View of ICNIRP
A major review of epidemiology by ICNIRP published in 2001 concluded:
"In summary, evidence of cardiovascular effects due to elevated exposure to magnetic fields is weak, and whether a specific association exists between exposure and altered autonomic control of the heart remains speculative until corroborating evidence from further large epidemiological studies becomes available." More on ICNIRP
View of NRPB
In its new advice on exposure guidelines in 2004, NRPB stated:
“… evidence for a link with cardiovascular disease is weak.” More on NRPB
View of SCENIHR
SCENIHR is the European Commission's Scientific Committee on Emerging and Newly Identified Health Risks. In their opinion on EMFs in 2007 they stated:
"An effect of heart rate variability seen in laboratory studies was the basis for a hypothesis that ELF exposure might affect the risk of cardiovascular disease and some initial epidemiologic results supported this.

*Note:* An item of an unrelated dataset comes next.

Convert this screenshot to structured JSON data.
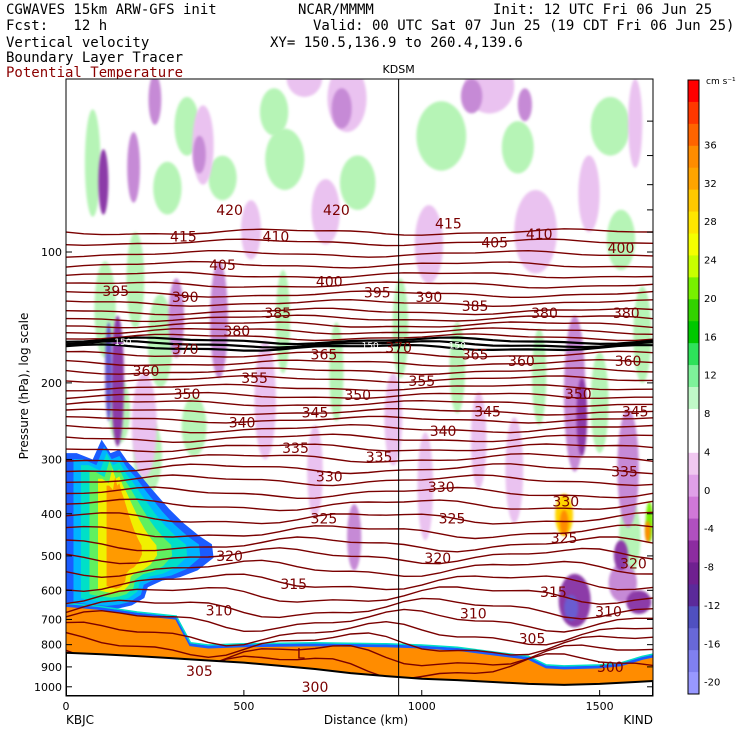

However, later well controlled studies have dismissed this hypothesis." more on SCENIHR
View of WHO
The WHO Environmental Health Criteria Monograph published in 2007 concluded:
"Experimental studies of both short-term and long-term exposure indicate that while electric shock is an obvious health hazard, other hazardous cardiovascular effects associated with ELF fields are unlikely to occur at exposure levels commonly encountered environmentally or occupationally. Although various cardiovascular changes have been reported in the literature, the majority of effects are small and the results have not been consistent within and between studies. With one exception, none of the studies of cardiovascular disease morbidity and mortality has shown an association with exposure.
Whether a specific association exists between exposure and altered autonomic control of the heart remains speculative. Overall, the evidence does not support an association between ELF exposure and cardiovascular disease."